The Night of the 12th doesn’t dig too deeply into the lives of the police involved in the case, preferring to observe them and their behavior — which is often boorish and fraternity-like—at the precinct than at home. Nonetheless, Bouillon is easy to empathize with as Yohan; you’ll find yourself just as frustrated as he is in his inability to obtain some kind of justice for Clara. And Lanniers is a great foil for him as the hotheaded Marceau, whose inability to keep his own life and the case separate threatens to sabotage any and all progress the investigation has made.

Still, the film is not just about the men; the various women who cross their paths throughout the film are all excellent and play pivotal roles in challenging the men’s perspectives on the murder. As Clara’s case grows colder, a newly appointed judge (Anouk Grinberg) and a rookie detective (Mouna Soualem) bring new insights and motivations to solving it; that both are women is not a coincidence. “Something’s amiss between men and women,” Yohan says to the judge at one point, and indeed, that sentence almost perfectly summarizes the conflict at the heart of The Night of the 12th: Why do men seemingly feel so compelled to commit acts of violence against women? Can a group of men solve such crimes without the aid of a woman’s perspective?

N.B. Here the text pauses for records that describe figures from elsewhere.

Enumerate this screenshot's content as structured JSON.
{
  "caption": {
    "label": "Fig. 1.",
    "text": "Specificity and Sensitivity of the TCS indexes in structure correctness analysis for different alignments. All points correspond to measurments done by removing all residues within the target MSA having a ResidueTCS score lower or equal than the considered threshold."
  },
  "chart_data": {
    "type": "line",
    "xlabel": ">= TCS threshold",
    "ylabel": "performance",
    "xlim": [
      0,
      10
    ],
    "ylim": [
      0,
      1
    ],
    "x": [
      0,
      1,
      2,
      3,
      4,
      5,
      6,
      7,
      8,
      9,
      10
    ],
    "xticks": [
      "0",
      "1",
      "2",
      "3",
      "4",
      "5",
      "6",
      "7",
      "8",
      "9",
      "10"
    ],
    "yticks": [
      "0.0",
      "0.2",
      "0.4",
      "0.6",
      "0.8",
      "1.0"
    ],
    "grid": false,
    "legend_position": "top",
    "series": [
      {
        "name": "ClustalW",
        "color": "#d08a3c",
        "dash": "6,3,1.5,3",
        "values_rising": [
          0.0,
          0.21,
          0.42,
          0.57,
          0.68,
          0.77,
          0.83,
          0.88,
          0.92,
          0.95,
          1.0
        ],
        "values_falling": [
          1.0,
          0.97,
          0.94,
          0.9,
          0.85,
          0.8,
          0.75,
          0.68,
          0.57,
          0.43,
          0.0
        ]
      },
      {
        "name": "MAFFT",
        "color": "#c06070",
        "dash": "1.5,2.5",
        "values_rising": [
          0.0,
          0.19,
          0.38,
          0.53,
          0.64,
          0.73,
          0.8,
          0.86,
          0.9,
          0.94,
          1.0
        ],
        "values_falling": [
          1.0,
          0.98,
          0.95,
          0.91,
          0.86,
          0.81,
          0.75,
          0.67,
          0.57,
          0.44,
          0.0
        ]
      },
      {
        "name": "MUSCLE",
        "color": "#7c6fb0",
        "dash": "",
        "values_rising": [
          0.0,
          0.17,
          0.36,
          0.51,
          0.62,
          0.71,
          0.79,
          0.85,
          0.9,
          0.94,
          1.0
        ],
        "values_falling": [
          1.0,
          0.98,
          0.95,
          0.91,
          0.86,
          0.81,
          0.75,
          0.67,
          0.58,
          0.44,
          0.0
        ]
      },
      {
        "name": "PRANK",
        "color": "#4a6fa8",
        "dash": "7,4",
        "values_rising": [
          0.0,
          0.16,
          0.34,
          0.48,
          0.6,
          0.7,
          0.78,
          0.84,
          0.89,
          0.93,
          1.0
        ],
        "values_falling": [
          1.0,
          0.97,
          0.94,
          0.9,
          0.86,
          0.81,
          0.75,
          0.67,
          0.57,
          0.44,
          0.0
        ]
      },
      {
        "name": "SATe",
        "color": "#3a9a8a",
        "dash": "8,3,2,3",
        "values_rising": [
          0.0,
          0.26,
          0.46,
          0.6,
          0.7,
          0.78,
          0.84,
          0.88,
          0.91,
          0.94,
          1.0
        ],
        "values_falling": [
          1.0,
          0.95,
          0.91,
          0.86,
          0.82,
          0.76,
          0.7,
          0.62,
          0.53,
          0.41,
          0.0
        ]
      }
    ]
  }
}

THE NIGHT OF THE 12TH: The Agony Of The Unsolved
source: Film Movement

In a world currently rife with true crime books, podcasts, and films that turn murders—especially those of women—into pieces of entertainment for mass consumption, these are important questions that deserve answers, and I’m glad this film raises them. In doing so, The Night of the 12th forces you to examine your own complicity in the way violent crimes and their victims are treated by society. Olivier Marguerit’s melodic, melancholic score adds to the haunting atmosphere, utilizing breathing and chanting to evoke the feeling that, as Nadia, the female detective, notes towards the end of the film, the dead are all around us.

Conclusion

The Night of the 12th emphasizes from the beginning that this is a story of an unsolved crime, so it’s no spoiler to note that the film’s ending remains open when the credits roll. And while the lack of resolution is as disappointing for the audience as it is for Yohan, that doesn’t make the film any less powerful.

The Night of the 12th opens at Quad Cinema in New York on May 19, 2023.